- Directed by: Rocky Somli
- Written by: Rocky Somli
- Based on: Kendada Seragu by Rocky Somli
- Produced by: K. Kotresh Gowda
- Starring: Malashri Bhoomi Shetty
- Cinematography: Vipin V Raj
- Edited by: Srikanth
- Music by: Veeresh Kamble
- Production companies: Sri Muttu Talkies S. K. Productions
- Release date: 17 April 2026;
- Country: India
- Language: Kannada

= Kendada Seragu =

Kendada Seragu is a 2026 Indian Kannada language film directed by Rocky Somli. The film stars Bhoomi Shetty and Malashri in the lead roles.

==Cast==
Source

== Production ==
The film was in production since 2023. This is the first time that Malashri has dubbed for herself for more than a decade.
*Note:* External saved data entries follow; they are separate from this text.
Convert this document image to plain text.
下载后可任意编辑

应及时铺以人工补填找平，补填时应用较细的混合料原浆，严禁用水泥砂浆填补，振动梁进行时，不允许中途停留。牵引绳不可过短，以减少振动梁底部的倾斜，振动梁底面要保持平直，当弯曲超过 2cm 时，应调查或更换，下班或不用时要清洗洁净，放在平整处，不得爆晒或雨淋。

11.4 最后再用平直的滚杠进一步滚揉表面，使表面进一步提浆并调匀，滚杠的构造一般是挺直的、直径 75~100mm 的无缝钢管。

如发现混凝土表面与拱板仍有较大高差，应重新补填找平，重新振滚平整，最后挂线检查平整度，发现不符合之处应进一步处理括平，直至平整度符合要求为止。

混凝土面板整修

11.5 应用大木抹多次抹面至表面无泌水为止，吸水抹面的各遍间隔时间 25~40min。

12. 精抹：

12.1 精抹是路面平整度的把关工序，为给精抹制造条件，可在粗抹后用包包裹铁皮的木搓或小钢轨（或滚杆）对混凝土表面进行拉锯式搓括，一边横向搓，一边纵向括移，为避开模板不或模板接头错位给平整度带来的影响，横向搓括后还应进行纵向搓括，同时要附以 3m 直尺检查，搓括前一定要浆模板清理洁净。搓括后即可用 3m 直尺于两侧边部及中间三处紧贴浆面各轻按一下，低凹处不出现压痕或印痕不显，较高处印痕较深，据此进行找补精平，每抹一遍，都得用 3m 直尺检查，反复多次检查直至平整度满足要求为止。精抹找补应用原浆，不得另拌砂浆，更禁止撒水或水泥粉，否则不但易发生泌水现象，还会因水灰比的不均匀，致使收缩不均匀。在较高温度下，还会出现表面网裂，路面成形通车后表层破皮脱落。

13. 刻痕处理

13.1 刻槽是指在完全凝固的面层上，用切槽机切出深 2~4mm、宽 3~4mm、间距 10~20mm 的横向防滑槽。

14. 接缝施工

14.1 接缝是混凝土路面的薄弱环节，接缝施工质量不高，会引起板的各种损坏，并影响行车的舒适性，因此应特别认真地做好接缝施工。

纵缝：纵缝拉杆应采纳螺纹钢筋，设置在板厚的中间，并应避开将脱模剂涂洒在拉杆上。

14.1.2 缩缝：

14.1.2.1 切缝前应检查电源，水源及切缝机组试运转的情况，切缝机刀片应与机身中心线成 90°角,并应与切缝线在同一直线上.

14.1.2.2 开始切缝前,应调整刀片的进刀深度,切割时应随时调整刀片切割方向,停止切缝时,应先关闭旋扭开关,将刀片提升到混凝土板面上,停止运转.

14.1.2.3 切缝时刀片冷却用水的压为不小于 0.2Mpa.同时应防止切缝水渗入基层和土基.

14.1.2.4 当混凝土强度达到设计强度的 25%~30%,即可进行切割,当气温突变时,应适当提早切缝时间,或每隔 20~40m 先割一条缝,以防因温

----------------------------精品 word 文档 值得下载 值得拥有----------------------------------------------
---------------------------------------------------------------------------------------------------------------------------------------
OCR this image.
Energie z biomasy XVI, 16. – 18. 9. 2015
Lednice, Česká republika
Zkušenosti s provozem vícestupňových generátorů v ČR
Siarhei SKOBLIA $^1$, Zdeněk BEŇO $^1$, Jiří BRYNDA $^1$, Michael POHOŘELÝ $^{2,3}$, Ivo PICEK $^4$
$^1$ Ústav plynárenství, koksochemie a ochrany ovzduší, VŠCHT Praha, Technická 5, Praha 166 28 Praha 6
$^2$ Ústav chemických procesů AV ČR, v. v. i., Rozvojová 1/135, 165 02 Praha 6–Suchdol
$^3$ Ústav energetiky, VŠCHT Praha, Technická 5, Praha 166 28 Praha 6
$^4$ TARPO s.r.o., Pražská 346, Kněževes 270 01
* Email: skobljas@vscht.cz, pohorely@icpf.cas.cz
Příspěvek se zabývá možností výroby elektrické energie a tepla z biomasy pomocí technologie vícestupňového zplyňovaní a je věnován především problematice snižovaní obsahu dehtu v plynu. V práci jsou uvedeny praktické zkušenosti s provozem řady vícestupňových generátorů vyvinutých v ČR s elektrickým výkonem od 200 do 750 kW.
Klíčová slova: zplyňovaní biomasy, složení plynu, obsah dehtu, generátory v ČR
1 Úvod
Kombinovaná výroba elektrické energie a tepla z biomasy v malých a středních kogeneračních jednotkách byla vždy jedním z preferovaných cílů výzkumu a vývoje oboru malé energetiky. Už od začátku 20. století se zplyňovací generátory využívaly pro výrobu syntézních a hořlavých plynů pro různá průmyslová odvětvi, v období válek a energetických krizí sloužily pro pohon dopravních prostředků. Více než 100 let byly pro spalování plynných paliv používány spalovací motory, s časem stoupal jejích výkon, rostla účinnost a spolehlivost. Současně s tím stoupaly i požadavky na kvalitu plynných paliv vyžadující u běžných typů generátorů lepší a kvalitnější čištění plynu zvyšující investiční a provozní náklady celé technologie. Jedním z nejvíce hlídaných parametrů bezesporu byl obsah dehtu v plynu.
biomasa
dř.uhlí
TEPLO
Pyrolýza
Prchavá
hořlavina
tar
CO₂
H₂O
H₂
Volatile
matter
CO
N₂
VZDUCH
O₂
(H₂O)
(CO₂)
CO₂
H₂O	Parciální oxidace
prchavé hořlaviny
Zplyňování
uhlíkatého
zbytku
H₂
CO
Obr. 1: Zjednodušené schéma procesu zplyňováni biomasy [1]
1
The Great Khali was initially approached to play a wrestler in the film.

==Reception==
A. Sharadhaa of the Cinema Express said that "Kendada Seragu stays with you for what it chooses to look at. There is no loud resolution here, just women finding ways to stand even when the ground keeps shifting." Susmita Sameera of The Times of India said that "Kendada Seragu is a hard-hitting film that presents painful realities while ending on a hopeful note, reminding viewers that even in the darkest situations, there is still a chance for change." Y. Maheswara Reddy of the Bangalore Mirror said that "The film could have been better. It is worth watching for audiences who want to encourage new talent."